The UK Competition and Markets Authority (CMA), in conjunction with the Human Fertilisation and Embryology Authority (HFEA), has released draft industry guidance to ensure that the British IVF industry is more transparent about treatment, including its cost and actual rate of success.
Last February, the CMA stated that it was investigating the fertility industry in relation to its lack of transparency with consumers. Working together with the HFEA, the CMA’s draft guidance stipulates that IVF clinics should provide patients with accurate information regarding true treatment cost and success rates.
The guidance, currently in draft form, is now in its consultation phase, until January 2021, and is due to be published in March.
SPUC comment
A SPUC spokesperson said: “IVF, as the CMA guidance attests to, is ultimately an industry that exploits the heartbreak of couples unable to conceive naturally. IVF prolongs that pain for profit.

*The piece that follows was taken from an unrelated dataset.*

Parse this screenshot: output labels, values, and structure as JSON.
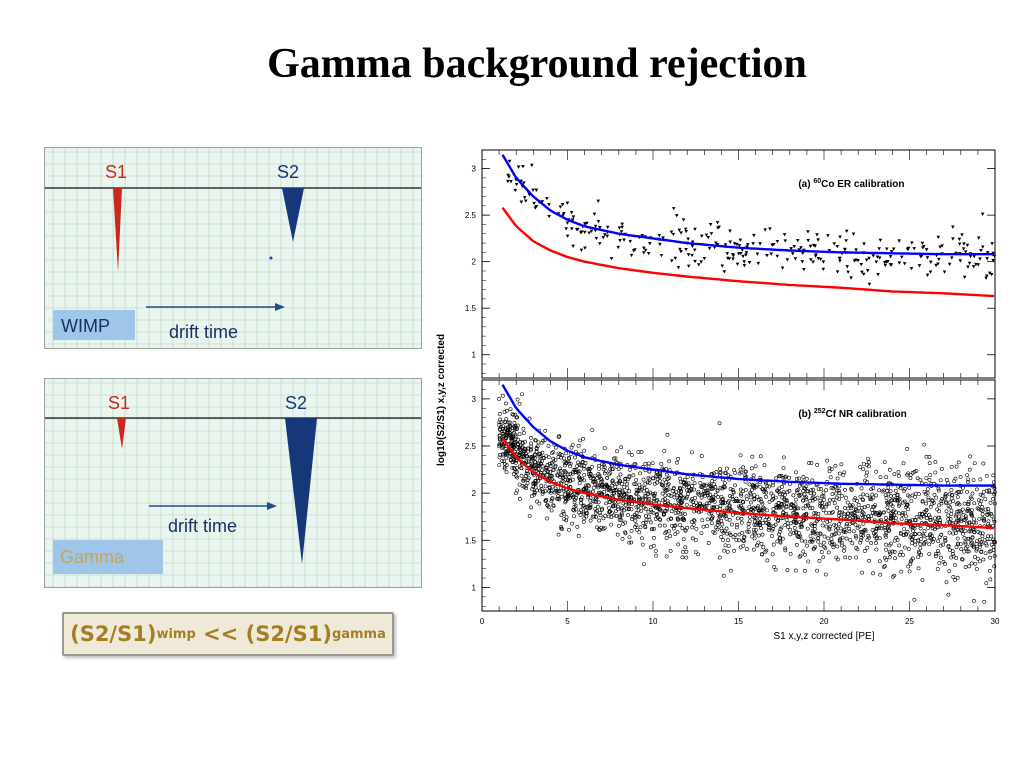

“What so often goes unsaid is that only 20% of IVF cycles in Britain lead to a live birth – an 80% failure rate.
“But it remains to be seen whether the CMA guidance will require that clinics also reveal the human price tag of IVF – the number of embryos lost through IVF – 174,622 embryos in 2017 alone in the UK.
“We should never forget the terrible irony of IVF, that it robs the individual human embryo of its value and dignity through the fertility industry’s ethic of expendability without which IVF cannot operate as a business, which is what it ultimately is.”